David Foster Wallace (scrittore americano comparso il 12/09/2008) |
di David Foster Wallace, Kenyon College, discorso ai laureandi dell’A.A. 2005
Ci sono questi due giovani pesci che
nuotano insieme, e a un certo punto incontrano un pesce più vecchio che
nuota in direzione opposta, il quale fa un cenno di saluto e dice,
“‘Giorno, ragazzi, com’è l’acqua?”. I due giovani pesci continuano a
nuotare per un po’, e infine uno dei due si rivolge all’altro e fa, “Che
diavolo è l’acqua?”
Se temete che io intenda presentarmi
a voi come il pesce vecchio che spiega cos’è l’acqua, non
preoccupatevi. Non sono il vecchio e saggio pesce. Il punto fondamentale
della storiella dei pesci è che le realtà più ovvie, ubique e
importanti spesso sono quelle più difficili da vedere e di cui è più
difficile parlare. Detto in questi termini, naturalmente, non è che un
luogo comune -ma il fatto è che, nelle trincee quotidiane dell’esistenza
adulta, i luoghi comuni possono essere una questione di vita o di
morte. Potrebbe suonare come un’iperbole, o un’insensata astrazione.

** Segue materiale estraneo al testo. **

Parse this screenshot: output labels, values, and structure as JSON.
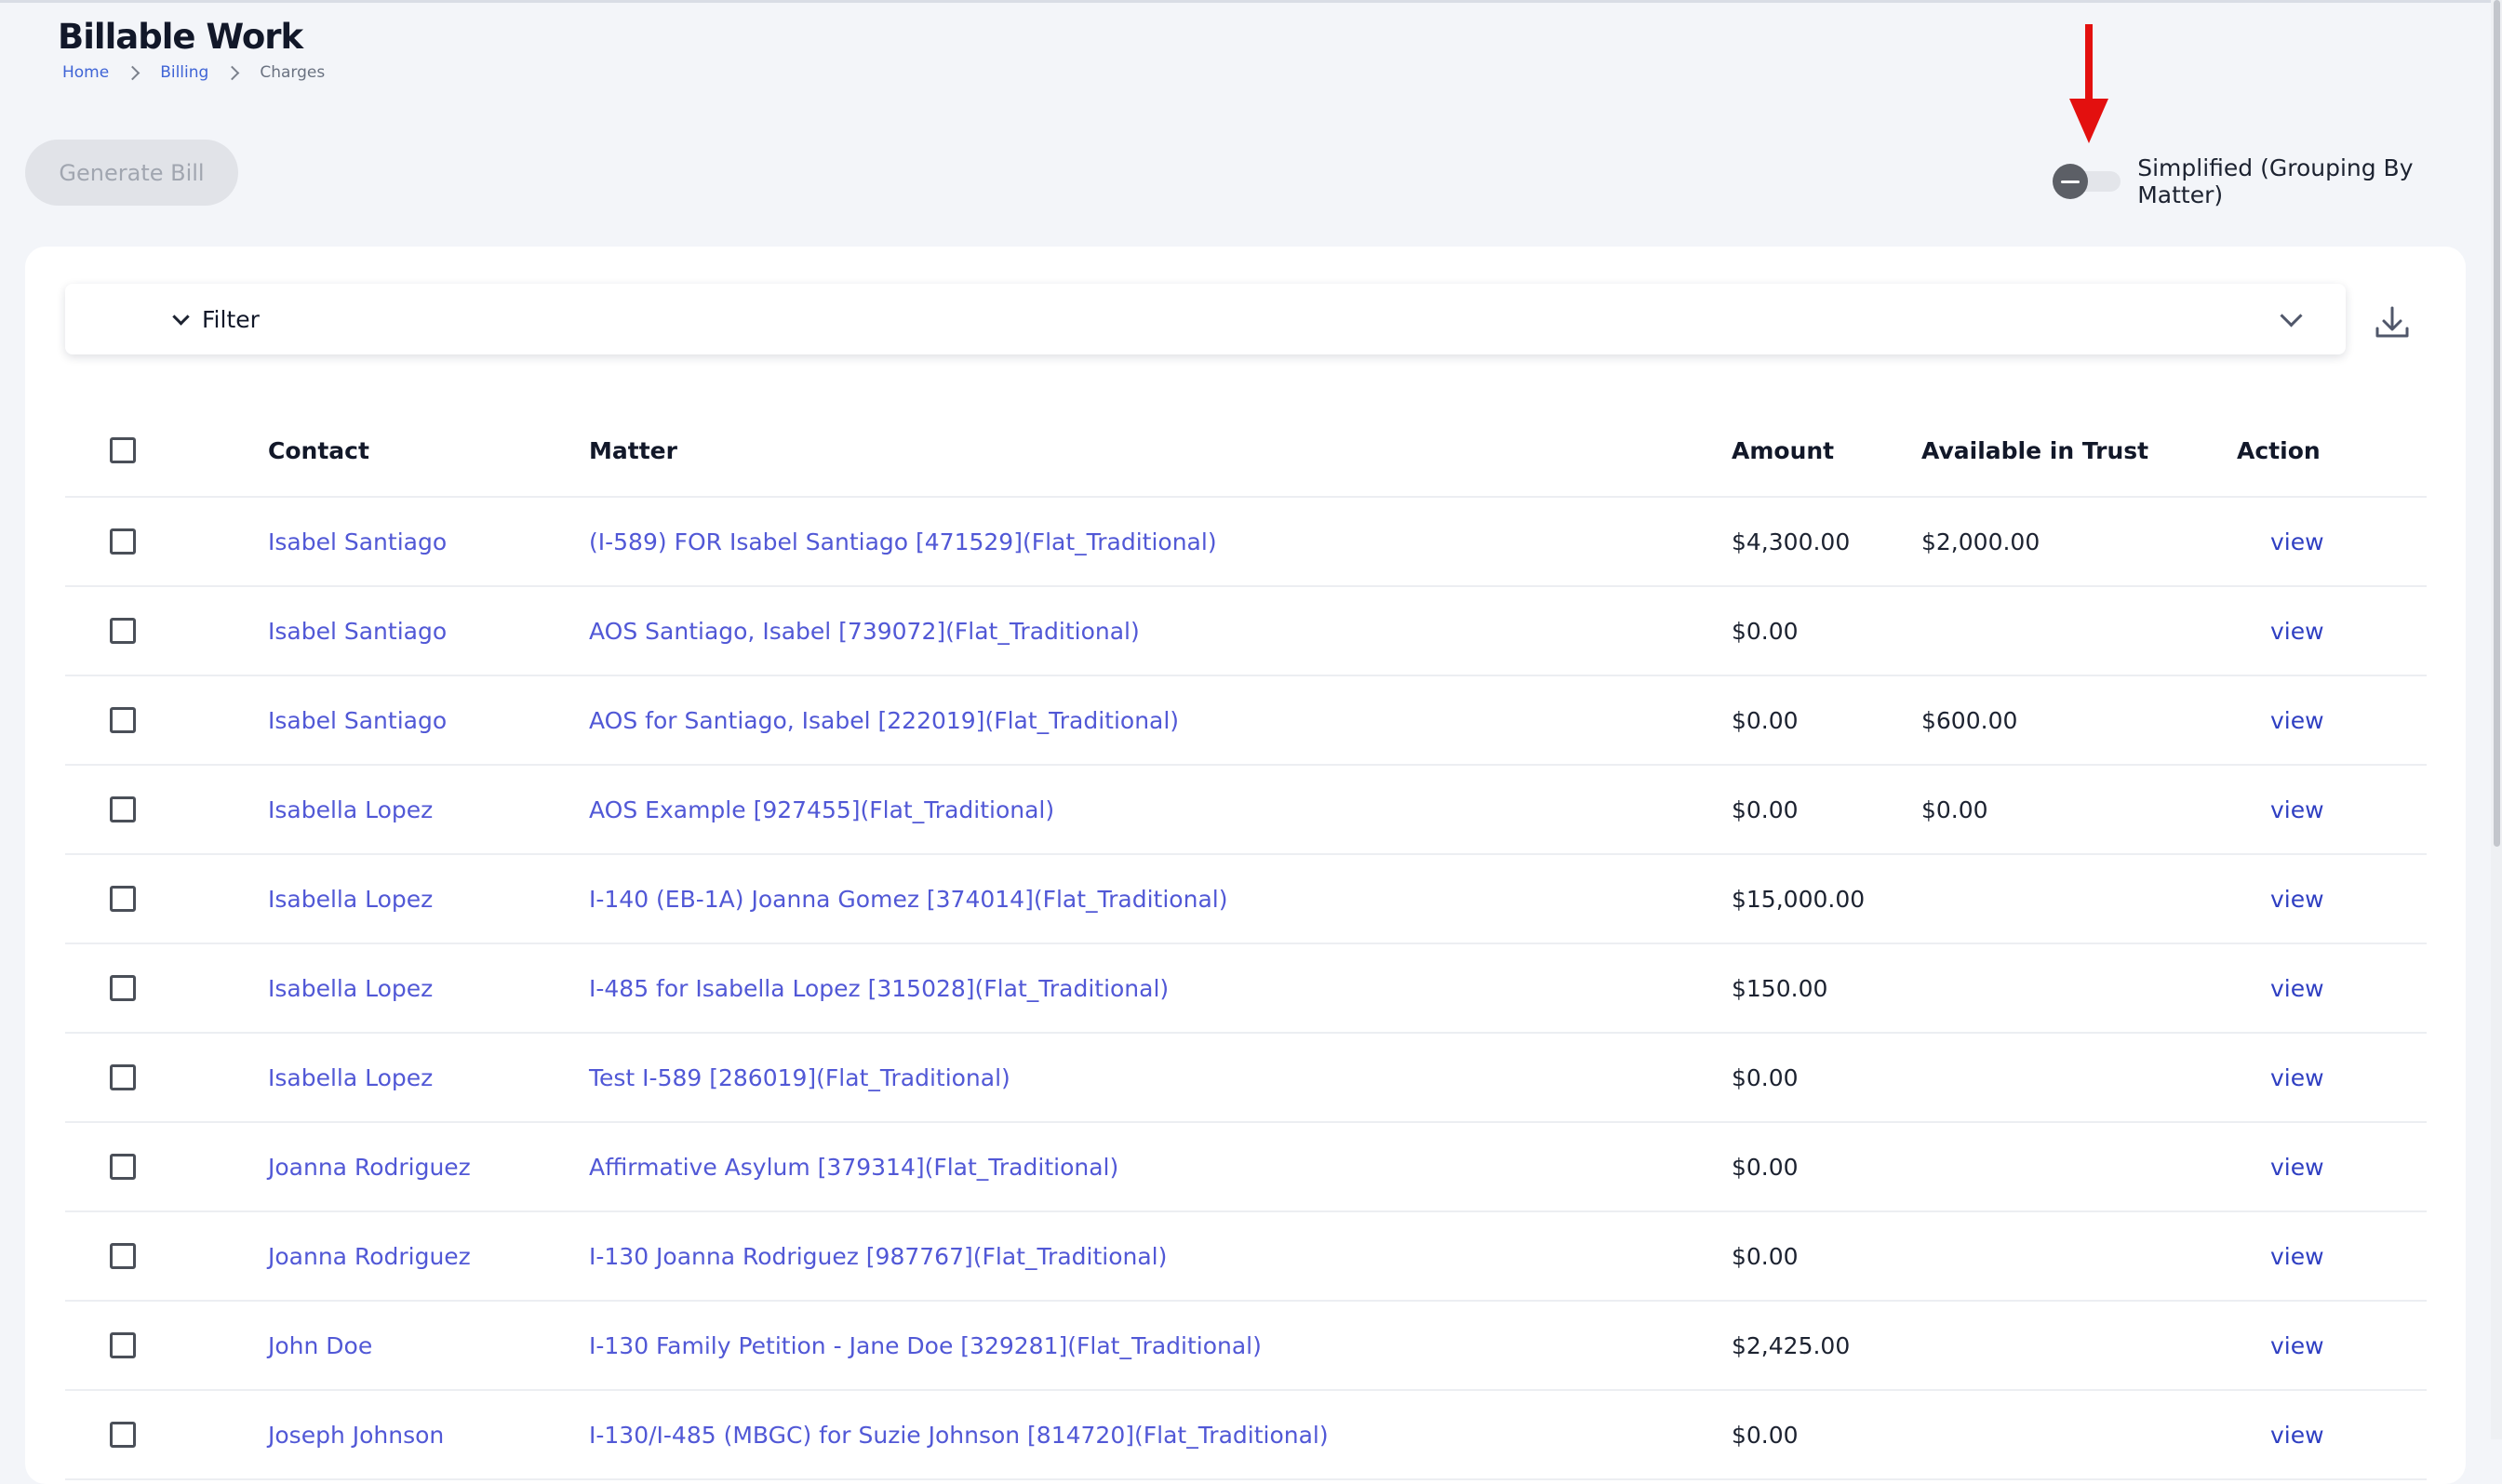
{
  "page": {
    "title": "Billable Work",
    "breadcrumb": [
      "Home",
      "Billing",
      "Charges"
    ]
  },
  "toolbar": {
    "generate_bill_label": "Generate Bill",
    "toggle_label": "Simplified (Grouping By Matter)",
    "toggle_on": false
  },
  "filter": {
    "label": "Filter"
  },
  "table": {
    "columns": [
      "Contact",
      "Matter",
      "Amount",
      "Available in Trust",
      "Action"
    ],
    "rows": [
      {
        "contact": "Isabel Santiago",
        "matter": "(I-589) FOR Isabel Santiago [471529](Flat_Traditional)",
        "amount": "$4,300.00",
        "trust": "$2,000.00",
        "action": "view"
      },
      {
        "contact": "Isabel Santiago",
        "matter": "AOS Santiago, Isabel [739072](Flat_Traditional)",
        "amount": "$0.00",
        "trust": "",
        "action": "view"
      },
      {
        "contact": "Isabel Santiago",
        "matter": "AOS for Santiago, Isabel [222019](Flat_Traditional)",
        "amount": "$0.00",
        "trust": "$600.00",
        "action": "view"
      },
      {
        "contact": "Isabella Lopez",
        "matter": "AOS Example [927455](Flat_Traditional)",
        "amount": "$0.00",
        "trust": "$0.00",
        "action": "view"
      },
      {
        "contact": "Isabella Lopez",
        "matter": "I-140 (EB-1A) Joanna Gomez [374014](Flat_Traditional)",
        "amount": "$15,000.00",
        "trust": "",
        "action": "view"
      },
      {
        "contact": "Isabella Lopez",
        "matter": "I-485 for Isabella Lopez [315028](Flat_Traditional)",
        "amount": "$150.00",
        "trust": "",
        "action": "view"
      },
      {
        "contact": "Isabella Lopez",
        "matter": "Test I-589 [286019](Flat_Traditional)",
        "amount": "$0.00",
        "trust": "",
        "action": "view"
      },
      {
        "contact": "Joanna Rodriguez",
        "matter": "Affirmative Asylum [379314](Flat_Traditional)",
        "amount": "$0.00",
        "trust": "",
        "action": "view"
      },
      {
        "contact": "Joanna Rodriguez",
        "matter": "I-130 Joanna Rodriguez [987767](Flat_Traditional)",
        "amount": "$0.00",
        "trust": "",
        "action": "view"
      },
      {
        "contact": "John Doe",
        "matter": "I-130 Family Petition - Jane Doe [329281](Flat_Traditional)",
        "amount": "$2,425.00",
        "trust": "",
        "action": "view"
      },
      {
        "contact": "Joseph Johnson",
        "matter": "I-130/I-485 (MBGC) for Suzie Johnson [814720](Flat_Traditional)",
        "amount": "$0.00",
        "trust": "",
        "action": "view"
      }
    ]
  },
  "colors": {
    "link": "#5158d6",
    "view_link": "#2f3fc2",
    "annotation_arrow": "#e3100f"
  },
  "icons": [
    "chevron-right-icon",
    "toggle-dash-icon",
    "chevron-down-icon",
    "download-icon",
    "red-arrow-annotation"
  ]
}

Scendiamo nel concreto, allora…
Viene fuori che una grossa
percentuale delle cose di cui tendo ad essere automaticamente sicuro è
completamente sbagliata e illusoria. Ecco un esempio dell’assoluta
erroneità di qualcosa di cui tendo ad essere automaticamente certo: ogni
cosa, nella mia esperienza immediata, conferma la mia profonda
convinzione che sono io il centro assoluto dell’universo, la persona più
reale, vivida e importante che esista. Raramente parliamo di questa
sorta di egocentrismo naturale, di base, perché ispira una forte
repulsione sociale, ma in fondo lo stesso vale per ognuno di noi. È la
nostra configurazione standard, quella che ci ritroviamo installata nei
nostri circuiti a partire dalla nascita. Pensateci: nessuna delle
esperienze che avete vissuto era incentrata su qualcuno che non foste
voi stessi. Il mondo di cui fate l’esperienza è proprio di fronte a voi,
o dietro di voi, o alla vostra sinistra, o alla vostra destra, sul
vostro teleschermo, sul vostro monitor, o quel che è. I pensieri e i
sentimenti degli altri vi devono essere comunicati in qualche modo, ma i
vostri sono così immediati, urgenti, reali -ci siamo capiti. Ma vi
prego, non temete che mi metta a predicarvi la compassione o l’empatia o
le cosiddette “virtù”. Non è una questione di virtù -è una questione di
scegliere se impegnarmi a modificare o a liberarmi dalla mia
conformazione standard, naturale, impiantata nei circuiti, che consiste
nell’essere profondamente e letteralmente incentrato su di me,
nell’osservare ed interpretare ogni cosa attraverso questa lente del sé.